Cette vague de crimes d'entreprise a conduit à la loi Sarbanes-Oxley en juillet 2002, qui a renforcé les exigences de divulgation et les sanctions en cas de comptabilité frauduleuse. Dans la foulée, WorldCom a laissé une tache sur la réputation des cabinets comptables, des banques d'investissement et des agences de notation de crédit qui n'avait jamais été complètement effacée.

Pour masquer sa baisse de rentabilité, WorldCom a gonflé son bénéfice net et ses flux de trésorerie en enregistrant ses dépenses comme des investissements, enregistrant un bénéfice de 1,4 milliard de dollars (au lieu d'une perte nette) au premier trimestre 2002.

Les retombées

Bernard Ebbers a été reconnu coupable de neuf chefs d'accusation de fraude en valeurs mobilières et condamné à 25 ans de prison en 2005. L'ancien directeur financier Scott Sullivan a été condamné à cinq ans de prison après avoir plaidé coupable et témoigné contre Ebbers. Le 18 décembre 2019, Ebbers a obtenu une libération anticipée de prison pour des raisons de santé après avoir purgé 14 ans de sa peine.

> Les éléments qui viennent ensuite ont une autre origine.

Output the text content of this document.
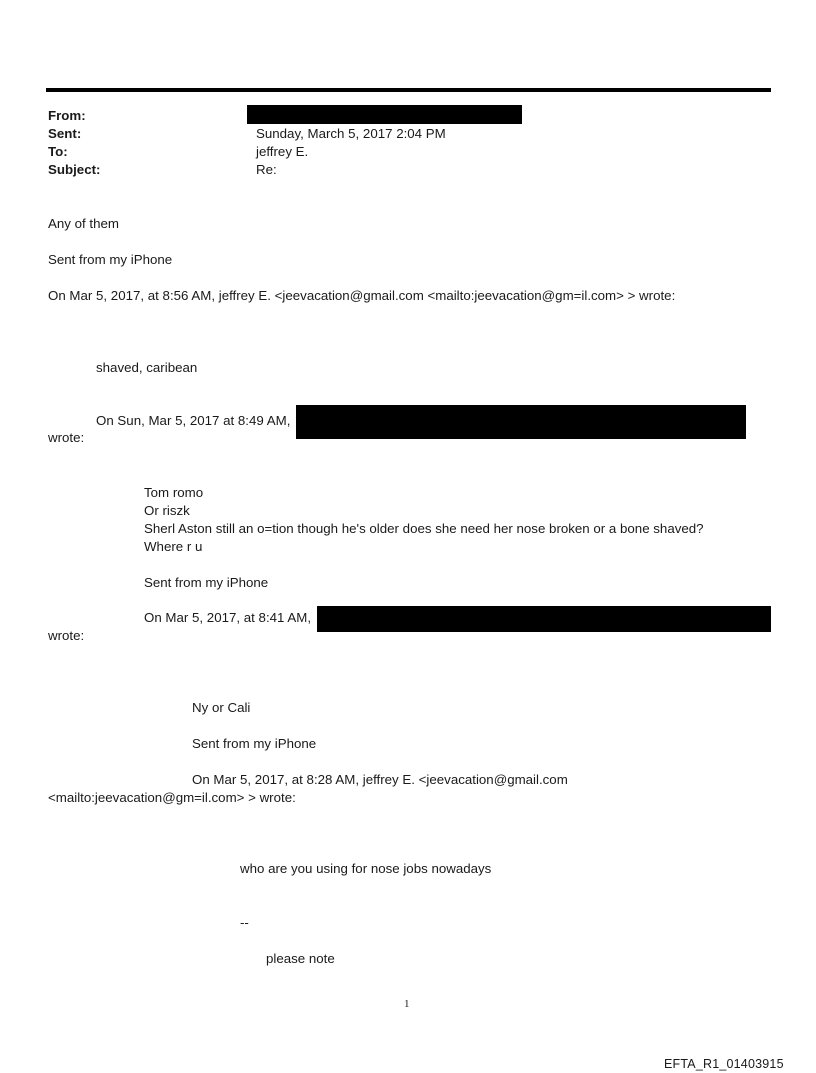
From:
Sent:	Sunday, March 5, 2017 2:04 PM
To:	jeffrey E.
Subject:	Re:
Any of them
Sent from my iPhone
On Mar 5, 2017, at 8:56 AM, jeffrey E. <jeevacation@gmail.com <mailto:jeevacation@gm=il.com> > wrote:
shaved, caribean
On Sun, Mar 5, 2017 at 8:49 AM,
wrote:
Tom romo
Or riszk
Sherl Aston still an o=tion though he's older does she need her nose broken or a bone shaved?
Where r u
Sent from my iPhone
On Mar 5, 2017, at 8:41 AM,
wrote:
Ny or Cali
Sent from my iPhone
On Mar 5, 2017, at 8:28 AM, jeffrey E. <jeevacation@gmail.com
<mailto:jeevacation@gm=il.com> > wrote:
who are you using for nose jobs nowadays
--
please note
1
EFTA_R1_01403915
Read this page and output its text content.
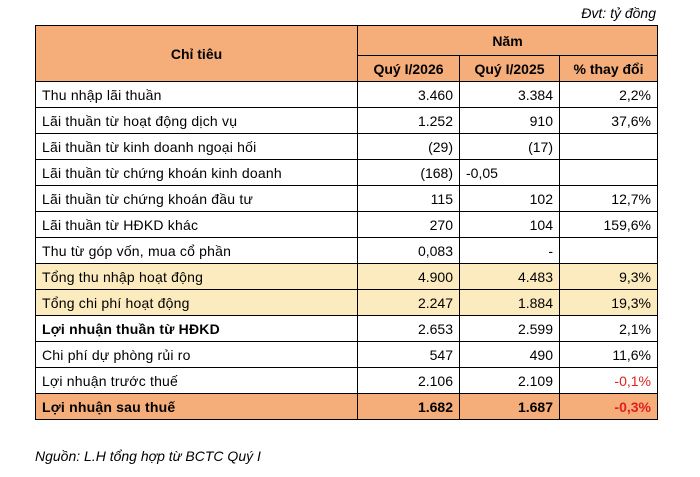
Đvt: tỷ đồng
Chỉ tiêu	Năm		
	Quý I/2026	Quý I/2025	% thay đổi
Thu nhập lãi thuần	3.460	3.384	2,2%
Lãi thuần từ hoạt động dịch vụ	1.252	910	37,6%
Lãi thuần từ kinh doanh ngoại hối	(29)	(17)	
Lãi thuần từ chứng khoán kinh doanh	(168)	-0,05	
Lãi thuần từ chứng khoán đầu tư	115	102	12,7%
Lãi thuần từ HĐKD khác	270	104	159,6%
Thu từ góp vốn, mua cổ phần	0,083	-	
Tổng thu nhập hoạt động	4.900	4.483	9,3%
Tổng chi phí hoạt động	2.247	1.884	19,3%
Lợi nhuận thuần từ HĐKD	2.653	2.599	2,1%
Chi phí dự phòng rủi ro	547	490	11,6%
Lợi nhuận trước thuế	2.106	2.109	-0,1%
Lợi nhuận sau thuế	1.682	1.687	-0,3%
Nguồn: L.H tổng hợp từ BCTC Quý I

Grâce au financement du débiteur-exploitant de Citigroup, J.P. Morgan et G.E. Capital, l'entreprise survivra en tant qu'entreprise en activité lorsqu'elle sortira de la faillite en 2003 sous le nom de MCI, une société de télécommunications que WorldCom avait acquise en 1997. Cependant, des dizaines de milliers de travailleurs ont perdu leur emploi.

Sans admettre leur responsabilité, les anciennes banques de Worldcom, dont Citigroup, Bank of America et J.P. Morgan, régleraient des poursuites avec leurs créanciers pour 6 milliards de dollars. Sur ce montant, environ 5 milliards de dollars sont allés aux obligataires de l'entreprise, le solde revenant aux anciens actionnaires. Dans le cadre d'un règlement avec la Securities and Exchange Commission, la nouvelle MCI a accepté de verser aux actionnaires et obligataires 500 millions de dollars en espèces et 250 millions de dollars en actions MCI. En janvier 2006, MCI a été acquise par Verizon Communications.